Secondo i dati di Litmus, l’email marketing genera un ritorno medio di 36 dollari per ogni dollaro investito. Nessun altro canale digitale si avvicina. Eppure, la maggior parte delle PMI italiane o non fa email marketing, o lo fa male — newsletter sporadiche senza strategia, inviate a liste mai segmentate, con oggetti generici e contenuti autoreferenziali.

Questa guida ti spiega come fare email marketing nel modo giusto: dalla costruzione della lista alla creazione delle campagne, dalla segmentazione all’automazione. Con un approccio pratico, pensato per chi parte da zero o vuole smettere di sprecare potenziale.

Perché l’email marketing funziona ancora nel 2026 (meglio di quanto pensi)

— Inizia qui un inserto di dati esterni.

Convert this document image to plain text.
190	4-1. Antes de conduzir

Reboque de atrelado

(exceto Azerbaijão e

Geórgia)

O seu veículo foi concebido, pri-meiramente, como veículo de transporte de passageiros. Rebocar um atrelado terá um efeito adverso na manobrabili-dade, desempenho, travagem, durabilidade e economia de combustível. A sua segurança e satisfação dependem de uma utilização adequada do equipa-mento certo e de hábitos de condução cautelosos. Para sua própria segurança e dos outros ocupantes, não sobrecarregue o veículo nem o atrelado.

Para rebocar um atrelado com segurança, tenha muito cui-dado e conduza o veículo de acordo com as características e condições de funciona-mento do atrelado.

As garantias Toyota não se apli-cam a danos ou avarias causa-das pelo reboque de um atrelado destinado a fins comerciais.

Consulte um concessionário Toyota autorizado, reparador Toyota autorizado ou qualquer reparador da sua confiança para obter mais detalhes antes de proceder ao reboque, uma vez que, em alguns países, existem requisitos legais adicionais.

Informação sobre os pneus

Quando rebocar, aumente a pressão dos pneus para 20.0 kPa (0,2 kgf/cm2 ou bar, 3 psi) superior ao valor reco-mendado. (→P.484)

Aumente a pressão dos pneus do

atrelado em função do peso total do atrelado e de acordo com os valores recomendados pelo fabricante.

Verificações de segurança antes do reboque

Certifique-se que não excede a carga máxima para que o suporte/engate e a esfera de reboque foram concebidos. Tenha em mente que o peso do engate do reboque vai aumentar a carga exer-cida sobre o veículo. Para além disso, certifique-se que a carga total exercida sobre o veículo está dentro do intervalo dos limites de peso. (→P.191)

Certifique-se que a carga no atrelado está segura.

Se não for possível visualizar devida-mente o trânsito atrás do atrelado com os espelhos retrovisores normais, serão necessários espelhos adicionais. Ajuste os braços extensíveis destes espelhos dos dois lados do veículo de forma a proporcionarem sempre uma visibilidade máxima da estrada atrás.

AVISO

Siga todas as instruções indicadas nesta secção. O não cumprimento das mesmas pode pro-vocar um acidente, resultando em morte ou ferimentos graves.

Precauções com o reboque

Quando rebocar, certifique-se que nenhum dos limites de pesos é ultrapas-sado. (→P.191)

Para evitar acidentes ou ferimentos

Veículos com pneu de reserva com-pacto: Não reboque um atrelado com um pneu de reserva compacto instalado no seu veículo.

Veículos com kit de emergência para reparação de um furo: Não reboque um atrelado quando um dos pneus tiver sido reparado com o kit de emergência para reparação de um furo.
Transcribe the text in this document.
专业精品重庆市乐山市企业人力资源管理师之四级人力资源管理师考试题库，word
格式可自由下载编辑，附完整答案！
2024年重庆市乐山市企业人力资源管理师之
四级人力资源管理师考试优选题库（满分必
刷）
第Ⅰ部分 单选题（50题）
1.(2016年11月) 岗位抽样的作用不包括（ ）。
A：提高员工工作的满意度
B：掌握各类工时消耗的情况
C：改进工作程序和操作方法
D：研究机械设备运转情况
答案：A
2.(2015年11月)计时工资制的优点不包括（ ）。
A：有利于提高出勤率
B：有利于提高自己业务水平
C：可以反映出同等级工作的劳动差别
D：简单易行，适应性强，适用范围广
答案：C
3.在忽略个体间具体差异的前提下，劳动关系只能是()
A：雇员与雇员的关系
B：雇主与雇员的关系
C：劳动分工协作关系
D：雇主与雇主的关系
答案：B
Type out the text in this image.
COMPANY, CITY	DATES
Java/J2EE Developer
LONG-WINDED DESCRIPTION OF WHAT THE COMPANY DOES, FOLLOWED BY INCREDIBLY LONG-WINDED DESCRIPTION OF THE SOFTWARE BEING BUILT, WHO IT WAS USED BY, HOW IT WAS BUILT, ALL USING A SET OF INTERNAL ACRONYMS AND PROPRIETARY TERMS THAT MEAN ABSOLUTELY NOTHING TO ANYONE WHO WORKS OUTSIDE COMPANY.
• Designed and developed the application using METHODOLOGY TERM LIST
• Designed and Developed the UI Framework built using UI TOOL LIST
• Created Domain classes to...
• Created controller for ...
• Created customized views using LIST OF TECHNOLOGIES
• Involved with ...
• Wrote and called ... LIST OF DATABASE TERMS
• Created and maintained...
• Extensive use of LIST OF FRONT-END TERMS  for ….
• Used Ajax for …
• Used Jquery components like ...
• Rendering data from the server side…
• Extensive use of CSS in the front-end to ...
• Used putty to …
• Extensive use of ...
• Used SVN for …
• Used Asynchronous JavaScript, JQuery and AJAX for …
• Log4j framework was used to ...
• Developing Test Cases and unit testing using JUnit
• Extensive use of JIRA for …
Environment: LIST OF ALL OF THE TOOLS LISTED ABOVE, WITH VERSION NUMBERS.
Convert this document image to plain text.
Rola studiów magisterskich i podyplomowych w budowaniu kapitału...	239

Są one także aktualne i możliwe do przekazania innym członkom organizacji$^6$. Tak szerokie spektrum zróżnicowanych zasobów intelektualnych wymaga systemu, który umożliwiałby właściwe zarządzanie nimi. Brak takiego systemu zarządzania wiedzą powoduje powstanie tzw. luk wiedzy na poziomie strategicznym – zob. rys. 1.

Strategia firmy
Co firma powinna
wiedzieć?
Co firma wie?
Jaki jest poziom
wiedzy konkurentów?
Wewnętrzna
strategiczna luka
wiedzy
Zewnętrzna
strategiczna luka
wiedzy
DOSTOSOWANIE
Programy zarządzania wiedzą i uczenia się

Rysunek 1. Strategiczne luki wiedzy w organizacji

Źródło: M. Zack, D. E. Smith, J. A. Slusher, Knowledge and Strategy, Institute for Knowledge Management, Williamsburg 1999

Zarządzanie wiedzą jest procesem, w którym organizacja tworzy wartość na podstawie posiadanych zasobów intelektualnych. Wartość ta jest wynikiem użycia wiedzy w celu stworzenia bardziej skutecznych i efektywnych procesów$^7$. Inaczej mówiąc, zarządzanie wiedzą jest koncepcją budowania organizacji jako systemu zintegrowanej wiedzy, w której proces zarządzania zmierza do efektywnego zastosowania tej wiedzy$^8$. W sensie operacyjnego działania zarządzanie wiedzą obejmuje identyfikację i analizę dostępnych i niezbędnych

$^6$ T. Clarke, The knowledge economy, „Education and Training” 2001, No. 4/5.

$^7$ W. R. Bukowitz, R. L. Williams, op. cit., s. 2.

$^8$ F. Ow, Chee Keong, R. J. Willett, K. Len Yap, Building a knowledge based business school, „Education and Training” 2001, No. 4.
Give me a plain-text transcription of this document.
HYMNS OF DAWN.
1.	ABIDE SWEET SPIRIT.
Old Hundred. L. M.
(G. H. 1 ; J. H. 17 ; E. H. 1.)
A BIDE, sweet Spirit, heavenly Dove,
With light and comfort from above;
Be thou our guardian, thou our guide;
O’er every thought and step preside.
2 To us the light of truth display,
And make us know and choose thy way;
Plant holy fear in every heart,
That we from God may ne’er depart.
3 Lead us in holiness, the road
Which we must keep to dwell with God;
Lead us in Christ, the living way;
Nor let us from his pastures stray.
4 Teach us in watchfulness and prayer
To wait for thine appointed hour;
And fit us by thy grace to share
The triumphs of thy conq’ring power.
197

L’email marketing non è morto. È il canale più vecchio del digital marketing — e il più resiliente. Mentre i social media cambiano algoritmo ogni mese e la SEO si trasforma con l’AI, l’email resta un canale diretto, senza intermediari, dove sei tu a decidere cosa inviare e a chi.

I numeri parlano chiaro. Secondo il report 2025 di Statista, ci sono 4,6 miliardi di utenti email nel mondo — più del doppio degli utenti attivi su qualsiasi singolo social network. In Italia, il 91% degli adulti usa l’email quotidianamente per lavoro o uso personale.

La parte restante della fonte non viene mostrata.